Ricardo Alarcón de Quesada.- En su mensaje a la Nación el pasado 10 de septiembre el Presidente Obama puso énfasis en destacar la excepcionalidad de Estados Unidos: “lo que hace diferente a Estados Unidos, lo que lo hace excepcional”, según él, es que su país actúa “con humildad pero con decisión” ante las violaciones en cualquier parte. Sin vacilar, llegó a afirmar que “durante casi siete décadas, Estados Unidos ha sido sostén de la seguridad global… ha significado más que forjar acuerdos internacionales: ha significado asegurar que se apliquen”.
Semejante idea la reiteró poco después ante la Asamblea General de la ONU en la inauguración de su Período de Sesiones del 2013.
Se trata de una fórmula repetida antes por sus predecesores en la Casa Blanca y también por la generalidad de los políticos de su país. Al emplear esa retórica Obama no muestra, ciertamente, excepcionalidad. Es más de lo mismo.

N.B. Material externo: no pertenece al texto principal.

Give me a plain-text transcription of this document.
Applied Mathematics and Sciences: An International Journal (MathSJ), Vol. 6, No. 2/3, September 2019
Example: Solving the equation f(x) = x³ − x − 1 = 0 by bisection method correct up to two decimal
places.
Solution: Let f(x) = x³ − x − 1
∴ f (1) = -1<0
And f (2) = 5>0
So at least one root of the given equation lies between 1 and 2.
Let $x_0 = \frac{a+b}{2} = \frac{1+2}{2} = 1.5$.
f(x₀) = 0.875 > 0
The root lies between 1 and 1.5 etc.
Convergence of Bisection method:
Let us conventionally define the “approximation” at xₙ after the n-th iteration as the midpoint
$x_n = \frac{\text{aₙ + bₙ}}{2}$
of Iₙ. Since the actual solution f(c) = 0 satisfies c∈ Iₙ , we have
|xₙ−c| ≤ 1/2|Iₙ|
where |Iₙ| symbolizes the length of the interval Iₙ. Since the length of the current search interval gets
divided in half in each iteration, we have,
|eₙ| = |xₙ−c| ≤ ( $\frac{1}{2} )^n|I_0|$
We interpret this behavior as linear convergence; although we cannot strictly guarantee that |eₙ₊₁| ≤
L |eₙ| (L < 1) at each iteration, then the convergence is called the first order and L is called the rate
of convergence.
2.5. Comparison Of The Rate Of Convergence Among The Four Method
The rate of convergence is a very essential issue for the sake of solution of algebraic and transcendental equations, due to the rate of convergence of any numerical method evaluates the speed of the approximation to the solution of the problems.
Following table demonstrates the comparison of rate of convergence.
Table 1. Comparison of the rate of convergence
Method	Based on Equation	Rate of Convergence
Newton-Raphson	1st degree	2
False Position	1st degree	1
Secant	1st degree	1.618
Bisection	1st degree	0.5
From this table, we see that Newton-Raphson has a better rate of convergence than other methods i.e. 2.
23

La idea de que la poderosa Nación es diferente a todas las demás, que supuestamente encarna valores superiores y que está destinada por el Ser Supremo a cumplir una misión divina está muy arraigada en la mente de las élites WASP (blancos, anglosajones, protestantes). Otros sectores suelen también creerlo pues desde Gramsci se sabe que en toda sociedad la cultura dominante es la cultura de las clases dominantes.
Es una idea bastante vieja. De ella parece haberse burlado, más de un siglo atrás, Otto von Bismark: “Dios tiene una providencia especial para los tontos, los borrachos y los Estados Unidos de América”.
Pero también es una creencia muy peligrosa. Tanto que en su superioridad y excepcionalidad creían ciegamente quienes provocaron la Segunda Guerra Mundial y sus horrores, frente a los que surgió, precisamente, la Organización de Naciones Unidas.
Es curioso que Obama haya vuelto con semejante discurso ante la ONU. Allí podrá probar si eso de “asegurar que se apliquen los acuerdos internacionales” lo dijo en serio o era sólo una expresión de barata demagogia. El 29 de octubre la Asamblea Mundial rechazará una vez más, y ya son veintidós veces, el bloqueo económico, comercial y financiero que Washington impone a Cuba. Como cada año Estados Unidos quedará aislado, apenas acompañado por Israel, su fiel aliado y algún que otro satélite norteamericano del Pacífico, quienes le darán su voto aunque tampoco ellos practiquen el bloqueo.
Desde 1992 la Asamblea General de la ONU año tras año, ha aprobado, por amplísima mayoría, resoluciones condenatorias del bloqueo. Son, obviamente, “acuerdos internacionales” pero, en lugar de “asegurar que se apliquen”, Washington las ha ignorado y peor aún, no sólo persiste en una política universalmente condenada sino que la intensifica.
Washington trata de imponérsela a otros, obligando a acatarla o castigando a empresas y personas que están fuera de la jurisdicción norteamericana, violando la soberanía de los demás y causando enormes daños y muchos sufrimientos al pueblo cubano. Es el genocidio más riguroso y prolongado de la historia, dura ya más de medio siglo. Bajo el mandato de Obama se ha reforzado, pues el actual Presidente persigue las transacciones cubanas con otros países y con bancos extranjeros con más saña que la mostrada por George W. Bush.
Cada año Cuba informa sobre otras acciones de ese tipo ejecutadas por Washington desde la anterior Sesión de la Asamblea. Se refieren a contratos vulnerados, operaciones interrumpidas, suministros súbitamente cancelados por empresas de terceros países al ser éstas adquiridas por compañías norteamericanas. En muchos casos se trata de antiguos socios de los que Cuba adquiría equipos, piezas o productos indispensables para los servicios hospitalarios o en el tratamiento médico de algunas enfermedades o padecimientos. Los niños cubanos ingresados en las salas de nuestros Cardiocentros infantiles son obligados a conocer muy temprano la crueldad del bloqueo y la insensibilidad de los burócratas que lo aplican. Esos niños y sus madres saben mejor que nadie la dolorosa realidad del genocidio. Y saben también, perfectamente, cuánto valen las palabras del Presidente norteamericano.